No B2B service provider effectively sells to all types of business customer. No B2B service provider has a truly global offering – though some have a pretty comprehensive offering.
Market challenges
Size is not everything. The consumerisation of IT is being seen acutely in the B2B market. Bring-your-own-device (BYOD) is the first step in a whole raft of changes that includes bring-your-own-network (BYON) and bring-your-own-application (BYOA). This might seem ‘so three years ago’, but the challenges it presents continues to afflict large enterprise customers and the service providers that sell to them. IT and communications spending is fragmenting in the large enterprise sector, with IT Directors and CIOs relinquishing considerable control to employees about individual communication and connectivity decisions. This fragmentation makes selling to them harder, because B2B sales teams are often not geared up to identifying and selling to individual business users.
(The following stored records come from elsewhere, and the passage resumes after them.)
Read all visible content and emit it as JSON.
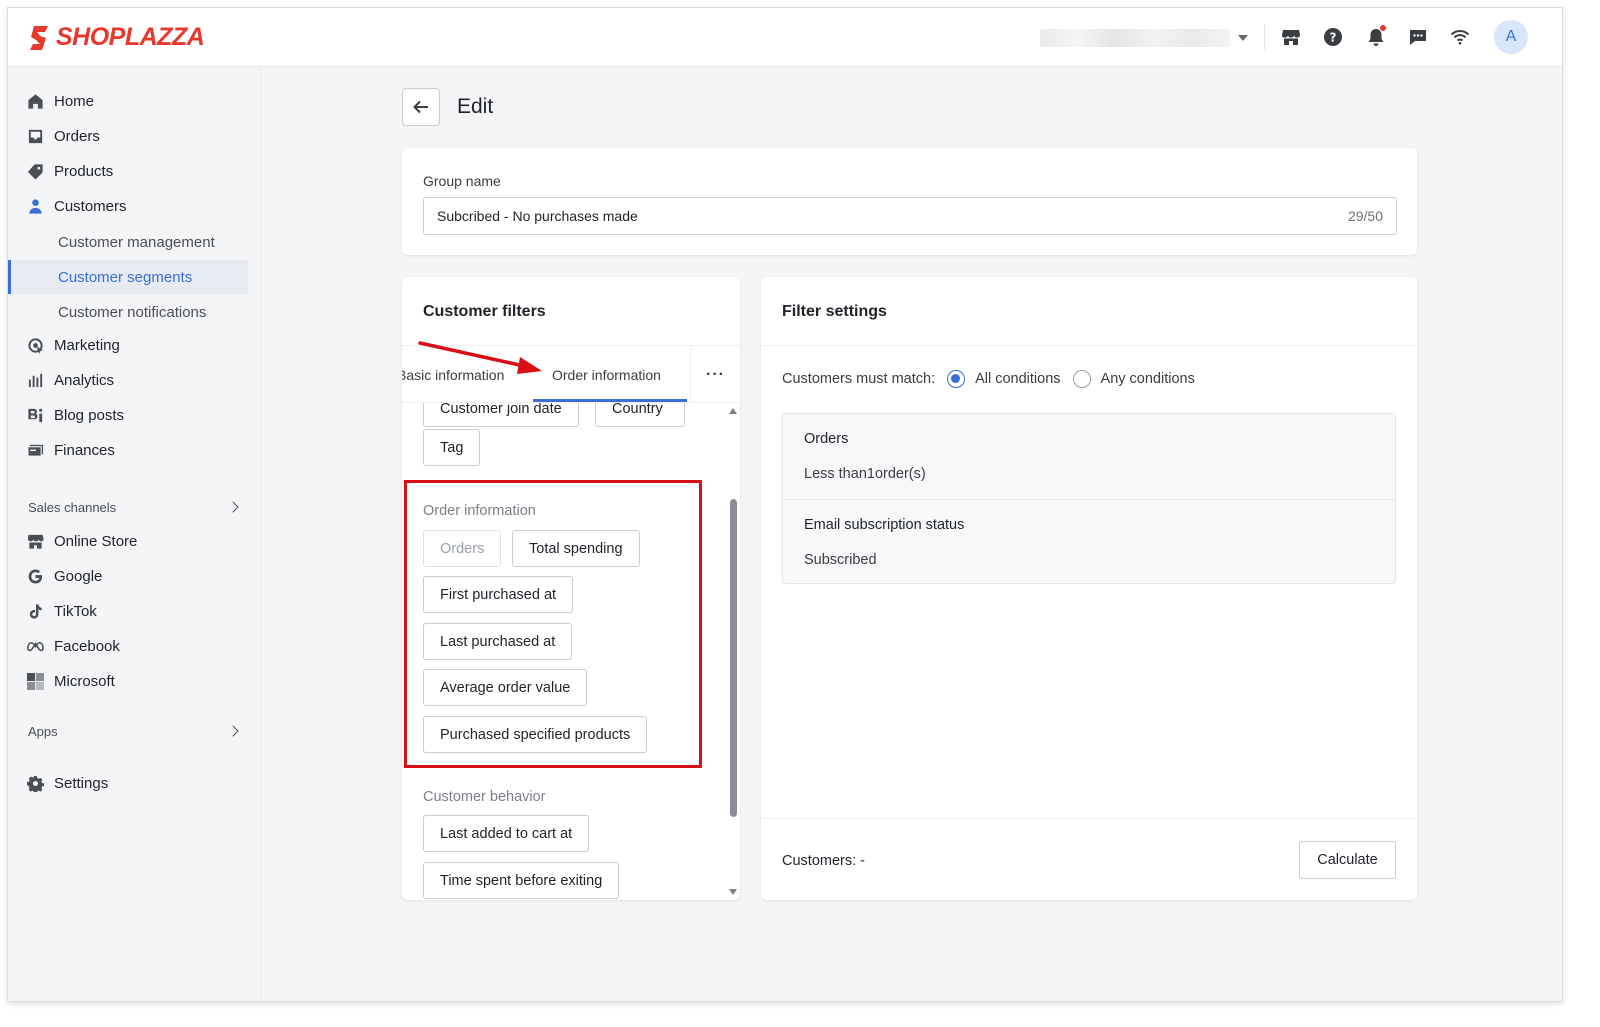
{
  "brand": {
    "name": "SHOPLAZZA",
    "color": "#e8372d"
  },
  "topbar": {
    "avatar_letter": "A",
    "icons": [
      "store-icon",
      "help-icon",
      "bell-icon",
      "chat-icon",
      "wifi-icon"
    ]
  },
  "sidebar": {
    "items": [
      {
        "label": "Home",
        "icon": "home-icon"
      },
      {
        "label": "Orders",
        "icon": "inbox-icon"
      },
      {
        "label": "Products",
        "icon": "tag-icon"
      },
      {
        "label": "Customers",
        "icon": "person-icon"
      }
    ],
    "customer_sub": [
      {
        "label": "Customer management"
      },
      {
        "label": "Customer segments",
        "selected": true
      },
      {
        "label": "Customer notifications"
      }
    ],
    "items2": [
      {
        "label": "Marketing",
        "icon": "marketing-icon"
      },
      {
        "label": "Analytics",
        "icon": "analytics-icon"
      },
      {
        "label": "Blog posts",
        "icon": "blog-icon"
      },
      {
        "label": "Finances",
        "icon": "finances-icon"
      }
    ],
    "sales_channels_label": "Sales channels",
    "channels": [
      {
        "label": "Online Store",
        "icon": "store-icon"
      },
      {
        "label": "Google",
        "icon": "google-icon"
      },
      {
        "label": "TikTok",
        "icon": "tiktok-icon"
      },
      {
        "label": "Facebook",
        "icon": "meta-icon"
      },
      {
        "label": "Microsoft",
        "icon": "microsoft-icon"
      }
    ],
    "apps_label": "Apps",
    "settings_label": "Settings"
  },
  "page": {
    "title": "Edit",
    "group_name_label": "Group name",
    "group_name_value": "Subcribed - No purchases made",
    "group_name_count": "29/50"
  },
  "filters": {
    "title": "Customer filters",
    "tabs": [
      "Basic information",
      "Order information"
    ],
    "more": "···",
    "partial_buttons": [
      "Customer join date",
      "Country"
    ],
    "tag_button": "Tag",
    "order_group_label": "Order information",
    "order_buttons": [
      "Orders",
      "Total spending",
      "First purchased at",
      "Last purchased at",
      "Average order value",
      "Purchased specified products"
    ],
    "behavior_group_label": "Customer behavior",
    "behavior_buttons": [
      "Last added to cart at",
      "Time spent before exiting"
    ]
  },
  "settings": {
    "title": "Filter settings",
    "match_label": "Customers must match:",
    "match_all": "All conditions",
    "match_any": "Any conditions",
    "match_selected": "all",
    "conditions": [
      {
        "title": "Orders",
        "value": "Less than1order(s)"
      },
      {
        "title": "Email subscription status",
        "value": "Subscribed"
      }
    ],
    "customers_label": "Customers: -",
    "calculate_label": "Calculate"
  },
  "colors": {
    "accent": "#3b6fd4",
    "highlight_box": "#d90f16",
    "arrow": "#d90f16"
  }
}
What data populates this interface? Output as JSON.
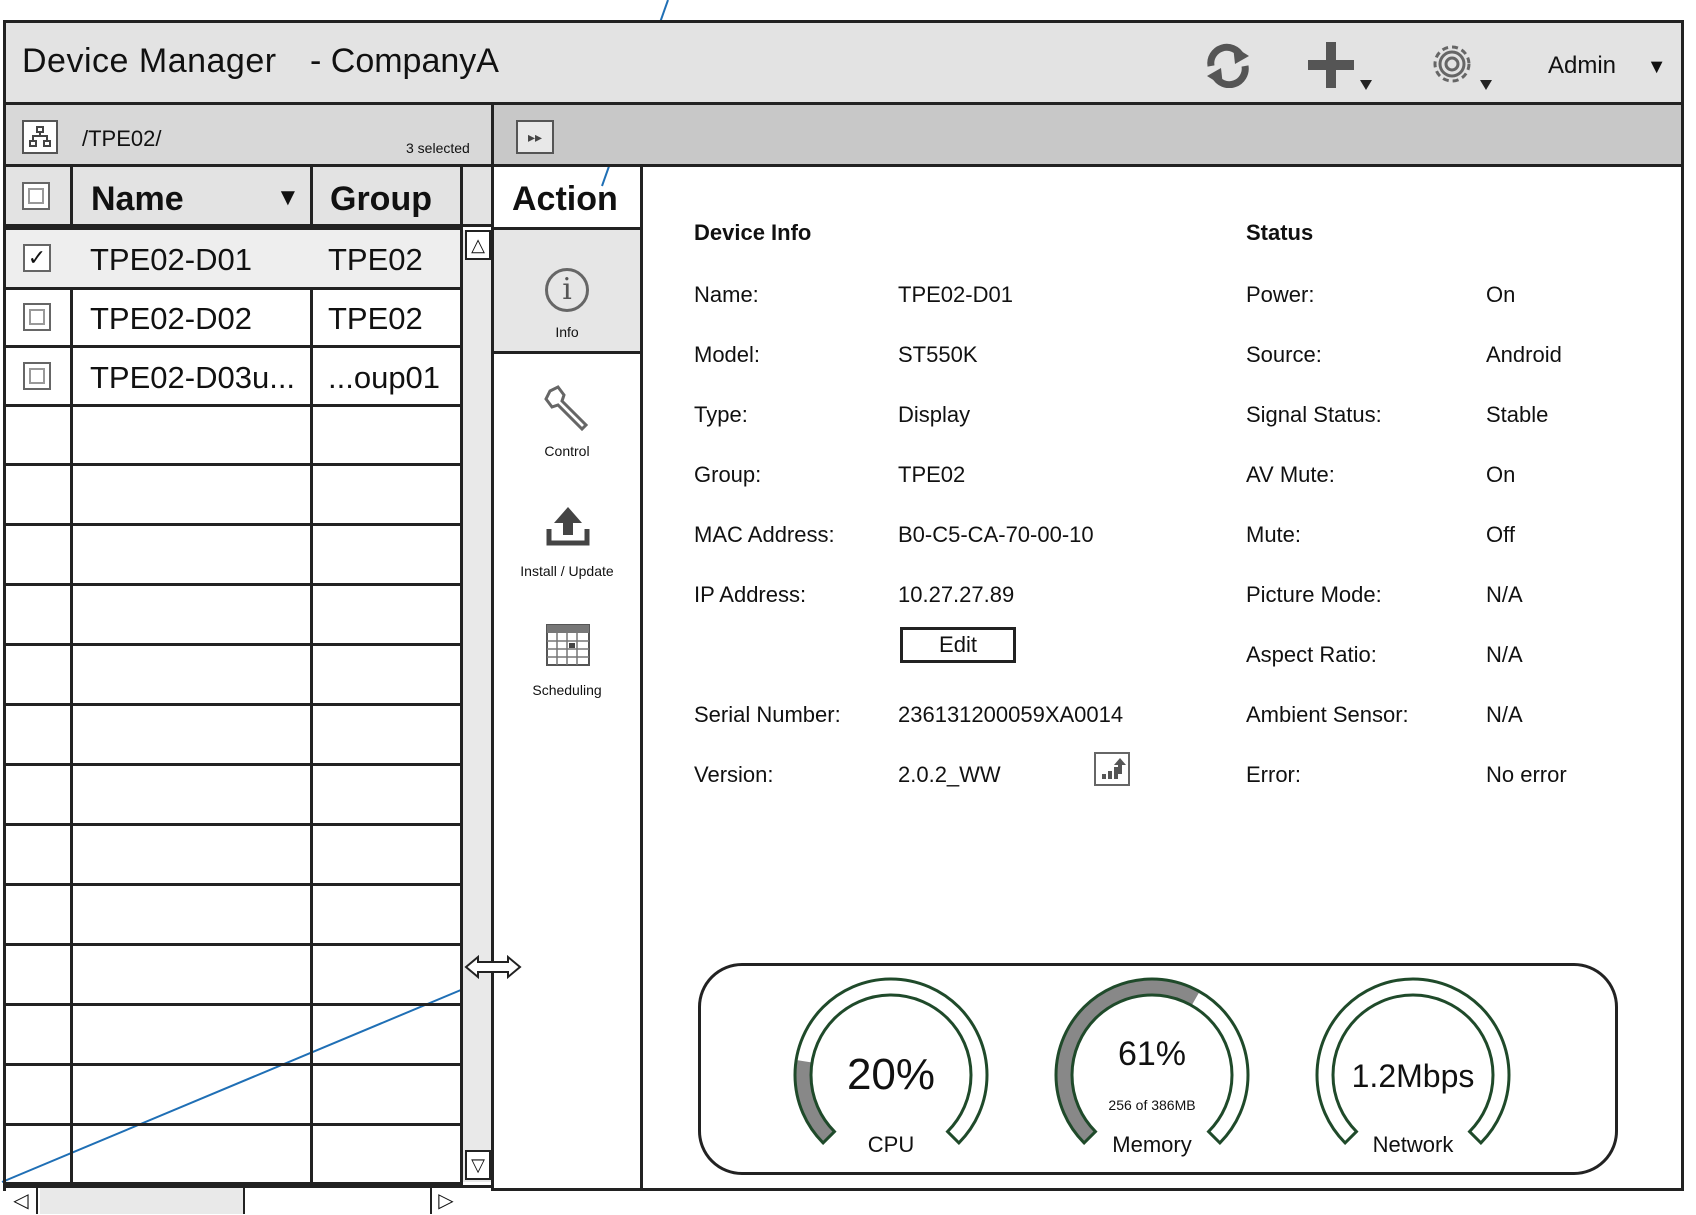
{
  "window": {
    "title": "Device Manager",
    "company": "- CompanyA",
    "user": "Admin",
    "icons": [
      "refresh-icon",
      "add-icon",
      "settings-icon",
      "dropdown-caret-icon"
    ]
  },
  "pathbar": {
    "path": "/TPE02/",
    "selected": "3 selected"
  },
  "table": {
    "headers": {
      "name": "Name",
      "group": "Group"
    },
    "rows": [
      {
        "checked": true,
        "name": "TPE02-D01",
        "group": "TPE02"
      },
      {
        "checked": false,
        "name": "TPE02-D02",
        "group": "TPE02"
      },
      {
        "checked": false,
        "name": "TPE02-D03u...",
        "group": "...oup01"
      }
    ]
  },
  "action": {
    "header": "Action",
    "items": [
      {
        "label": "Info",
        "icon": "info-icon"
      },
      {
        "label": "Control",
        "icon": "wrench-icon"
      },
      {
        "label": "Install / Update",
        "icon": "upload-icon"
      },
      {
        "label": "Scheduling",
        "icon": "calendar-icon"
      }
    ]
  },
  "device_info": {
    "title": "Device Info",
    "fields": [
      {
        "label": "Name:",
        "value": "TPE02-D01"
      },
      {
        "label": "Model:",
        "value": "ST550K"
      },
      {
        "label": "Type:",
        "value": "Display"
      },
      {
        "label": "Group:",
        "value": "TPE02"
      },
      {
        "label": "MAC Address:",
        "value": "B0-C5-CA-70-00-10"
      },
      {
        "label": "IP Address:",
        "value": "10.27.27.89"
      },
      {
        "label": "Serial Number:",
        "value": "236131200059XA0014"
      },
      {
        "label": "Version:",
        "value": "2.0.2_WW"
      }
    ],
    "edit_label": "Edit"
  },
  "status": {
    "title": "Status",
    "fields": [
      {
        "label": "Power:",
        "value": "On"
      },
      {
        "label": "Source:",
        "value": "Android"
      },
      {
        "label": "Signal Status:",
        "value": "Stable"
      },
      {
        "label": "AV Mute:",
        "value": "On"
      },
      {
        "label": "Mute:",
        "value": "Off"
      },
      {
        "label": "Picture Mode:",
        "value": "N/A"
      },
      {
        "label": "Aspect Ratio:",
        "value": "N/A"
      },
      {
        "label": "Ambient Sensor:",
        "value": "N/A"
      },
      {
        "label": "Error:",
        "value": "No error"
      }
    ]
  },
  "metrics": {
    "cpu": {
      "value": "20%",
      "label": "CPU",
      "fraction": 0.2
    },
    "memory": {
      "value": "61%",
      "label": "Memory",
      "sub": "256 of 386MB",
      "fraction": 0.61
    },
    "network": {
      "value": "1.2Mbps",
      "label": "Network",
      "fraction": 0.0
    }
  },
  "colors": {
    "accent_line": "#1f6fb5",
    "gauge_ring": "#1f4a2a",
    "gauge_fill": "#888888"
  }
}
Neither can the enterprise afford to sign up to long-term contracts for bandwidth they might never use. The days of sign and bill (for the next five years) have gone. Nowadays enterprises want to pay for usage, creating more variation in revenues than B2B service providers are used to and making B2B work harder for every penny. Not only that, but businesses want more visibility of what the service provider is actually delivering – the days of the network as a black box are quickly disappearing. And so they should, because now network performance can define the success or failure of increasing numbers of enterprises.
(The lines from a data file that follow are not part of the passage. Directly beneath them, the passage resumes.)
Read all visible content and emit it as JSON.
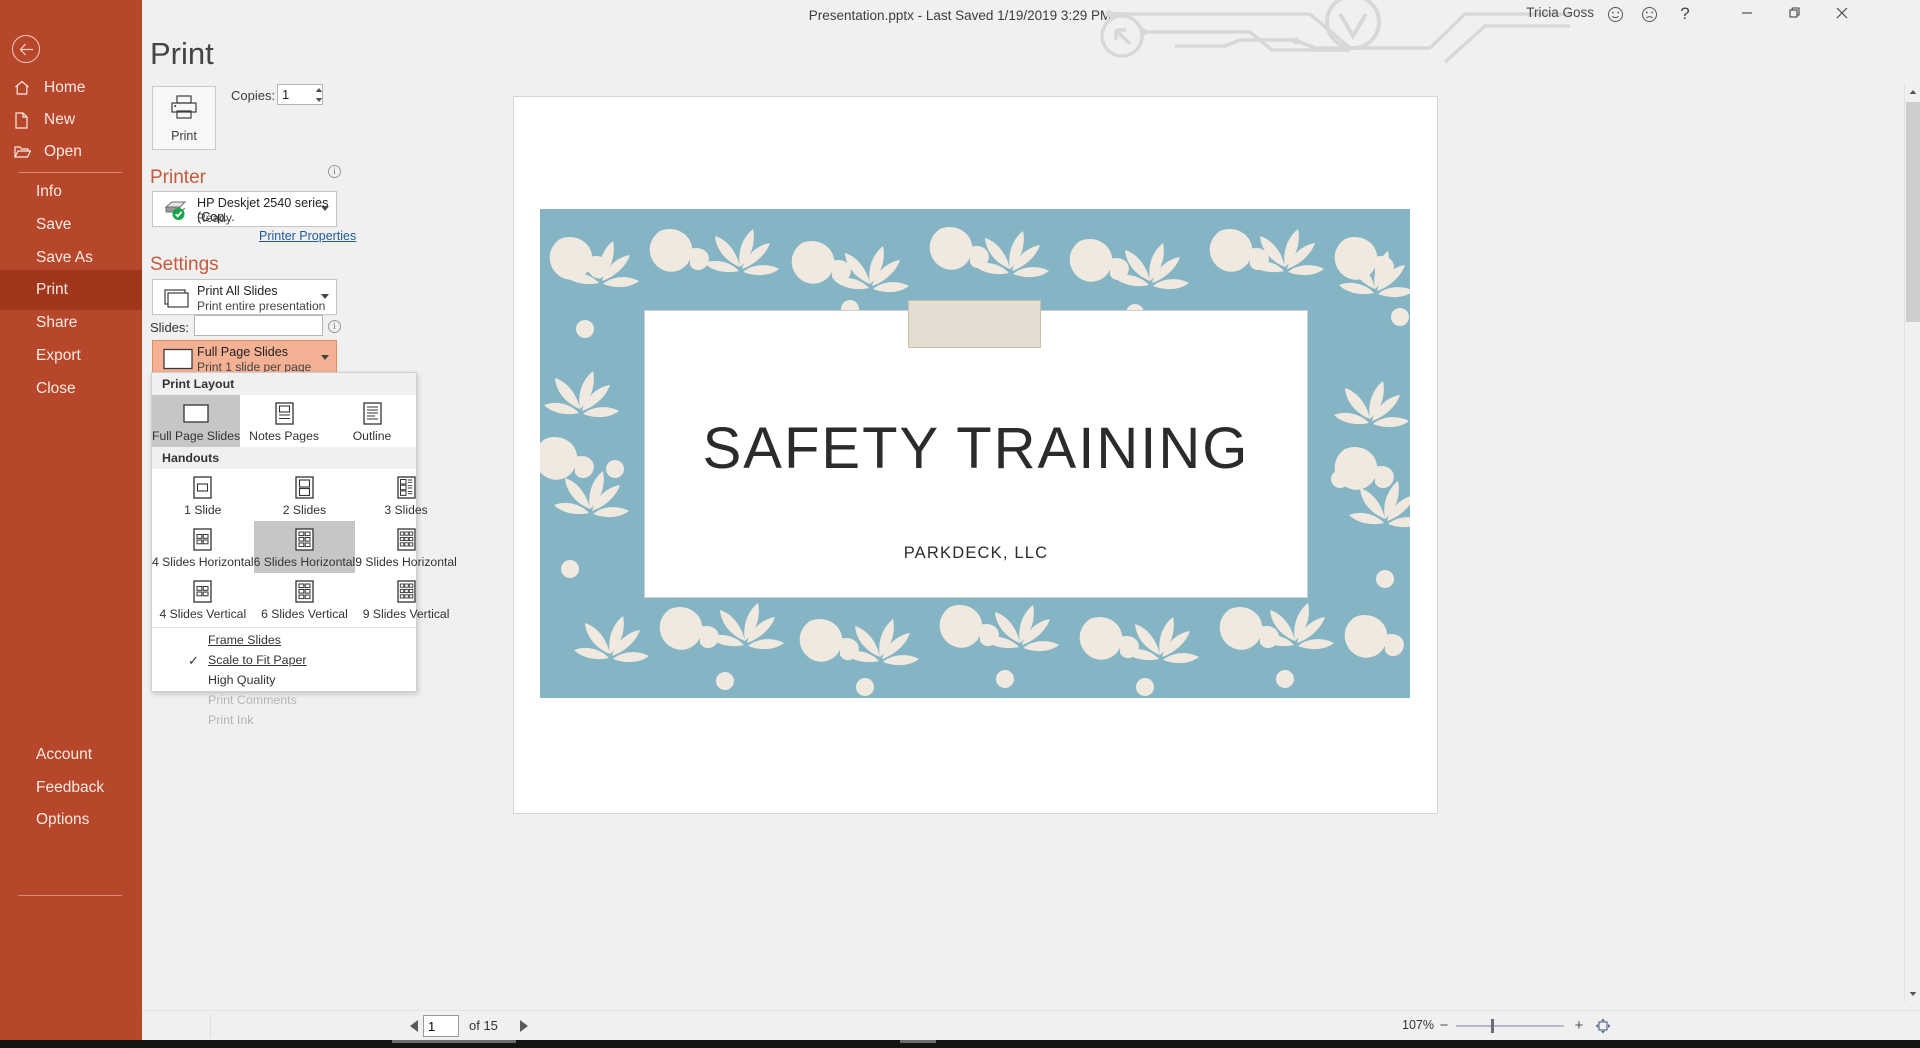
{
  "window": {
    "title": "Presentation.pptx  -  Last Saved 1/19/2019 3:29 PM",
    "user": "Tricia Goss",
    "help_glyph": "?",
    "icons": {
      "smile": "smile-icon",
      "frown": "frown-icon",
      "minimize": "minimize-icon",
      "restore": "restore-icon",
      "close": "close-icon"
    }
  },
  "sidebar": {
    "back_label": "Back",
    "items": [
      {
        "label": "Home",
        "icon": "home-icon",
        "active": false
      },
      {
        "label": "New",
        "icon": "file-icon",
        "active": false
      },
      {
        "label": "Open",
        "icon": "folder-icon",
        "active": false
      },
      {
        "label": "Info",
        "icon": "",
        "active": false
      },
      {
        "label": "Save",
        "icon": "",
        "active": false
      },
      {
        "label": "Save As",
        "icon": "",
        "active": false
      },
      {
        "label": "Print",
        "icon": "",
        "active": true
      },
      {
        "label": "Share",
        "icon": "",
        "active": false
      },
      {
        "label": "Export",
        "icon": "",
        "active": false
      },
      {
        "label": "Close",
        "icon": "",
        "active": false
      }
    ],
    "bottom_items": [
      {
        "label": "Account"
      },
      {
        "label": "Feedback"
      },
      {
        "label": "Options"
      }
    ]
  },
  "print": {
    "heading": "Print",
    "print_button_label": "Print",
    "print_button_icon": "printer-icon",
    "copies_label": "Copies:",
    "copies_value": "1",
    "printer_heading": "Printer",
    "printer_name": "HP Deskjet 2540 series (Cop...",
    "printer_status": "Ready",
    "printer_icon": "printer-ready-icon",
    "printer_properties_link": "Printer Properties",
    "settings_heading": "Settings",
    "print_range_main": "Print All Slides",
    "print_range_sub": "Print entire presentation",
    "slides_label": "Slides:",
    "slides_value": "",
    "layout_main": "Full Page Slides",
    "layout_sub": "Print 1 slide per page"
  },
  "layout_menu": {
    "group_print_layout": "Print Layout",
    "print_layout_items": [
      {
        "label": "Full Page Slides",
        "icon": "full-page-icon",
        "selected": true
      },
      {
        "label": "Notes Pages",
        "icon": "notes-pages-icon",
        "selected": false
      },
      {
        "label": "Outline",
        "icon": "outline-icon",
        "selected": false
      }
    ],
    "group_handouts": "Handouts",
    "handout_items": [
      {
        "label": "1 Slide",
        "icon": "handout-1-icon",
        "selected": false
      },
      {
        "label": "2 Slides",
        "icon": "handout-2-icon",
        "selected": false
      },
      {
        "label": "3 Slides",
        "icon": "handout-3-icon",
        "selected": false
      },
      {
        "label": "4 Slides Horizontal",
        "icon": "handout-4h-icon",
        "selected": false
      },
      {
        "label": "6 Slides Horizontal",
        "icon": "handout-6h-icon",
        "selected": true
      },
      {
        "label": "9 Slides Horizontal",
        "icon": "handout-9h-icon",
        "selected": false
      },
      {
        "label": "4 Slides Vertical",
        "icon": "handout-4v-icon",
        "selected": false
      },
      {
        "label": "6 Slides Vertical",
        "icon": "handout-6v-icon",
        "selected": false
      },
      {
        "label": "9 Slides Vertical",
        "icon": "handout-9v-icon",
        "selected": false
      }
    ],
    "toggle_items": [
      {
        "label": "Frame Slides",
        "checked": false,
        "disabled": false,
        "accel": "F"
      },
      {
        "label": "Scale to Fit Paper",
        "checked": true,
        "disabled": false,
        "accel": "S"
      },
      {
        "label": "High Quality",
        "checked": false,
        "disabled": false,
        "accel": ""
      },
      {
        "label": "Print Comments",
        "checked": false,
        "disabled": true,
        "accel": ""
      },
      {
        "label": "Print Ink",
        "checked": false,
        "disabled": true,
        "accel": ""
      }
    ]
  },
  "preview": {
    "slide_title": "SAFETY TRAINING",
    "slide_subtitle": "PARKDECK, LLC"
  },
  "statusbar": {
    "page_value": "1",
    "page_of": "of 15",
    "prev_label": "Previous Page",
    "next_label": "Next Page",
    "zoom_percent": "107%",
    "zoom_out_glyph": "−",
    "zoom_in_glyph": "+",
    "fit_slide_label": "Zoom to Page"
  },
  "colors": {
    "accent": "#b7472a",
    "accent_active": "#a0371d",
    "section_heading": "#c55a3c",
    "highlight": "#f5b193",
    "link": "#1f5a99",
    "slide_bg": "#85b4c4"
  }
}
At the other end of the market, SMEs are still badly served. Roughly speaking, the smaller the business the worse served they are. Most microbusiness users are on consumer packages, because business packages simply aren’t designed for them. This means B2B service providers have a real problem in terms of targeting and upselling to them, because they don’t even know these customers are business customers in consumer disguise.
As if all this were not bad enough, B2B service providers have felt the impact of regulation such as EU roaming regulation, and have seen the bottom slowly fall out of their bandwidth market as enterprises expect an ever lower price for connectivity. As we explained in PWC sounds the death knell of the fixed line phone business the traditional fixed line voice market is dying as voice moves to mobile or become another data service (VoIP).
Market opportunity
I’m an optimist. The future still looks pretty good to me. There’s plenty of money out there that B2B service providers can play for. The challenge is, can they find a bundle of services that are lucrative for them and which business customers want to buy from them?
Here’s just a few thoughts that show the promise locked up in this complex market:
- Service providers have huge scope to improve the way they sell in B2B. They can make large gains by having a more consultancy-based approach and understanding their customers better – most are not very good at this currently.
- The average numbers of sales per business customer is slightly over 1 for the average B2B service provider. Upselling and cross-selling can instantly add volume and margin.
- B2B providers can consolidate more business from within their customers – taking more global spend and consolidating mobile and fixed spend. Helping them is the fact that multinationals and large enterprises want to reduce the number of service providers they work with globally.
- Enterprises and SME want service providers to sell more to them, particularly in areas that are closely network-related (eg security and cloud).
- M&A is needed to fuel economy of scale and global coverage at the network level; but at the service level, there is scope for a healthy range of resellers to build value on top of connectivity. This includes business units of service providers. However, all channel success will return some revenue back to B2B service providers.
- New service areas that are opening up are connectivity-based (eg IoT). The challenge will be to build value on top of the connectivity requirements.
- The market for connectivity will continue to grow with no sign of any slowing down.
- Vendors want to use B2B service providers as a channel – the challenge being that the average B2B telco is bad at partnering (but that gives a lot of room for improvement).
- The lines are blurring between consumer and B2B due to consumerisation of IT, more homeworking and more microbusinesses. In a sense, in the future most customers will be business customers, as self-employment continues to increase.
The future of B2B is there to play for. FANGS are sniffing at the door. Which is why it’s time for B2B service providers to start biting back.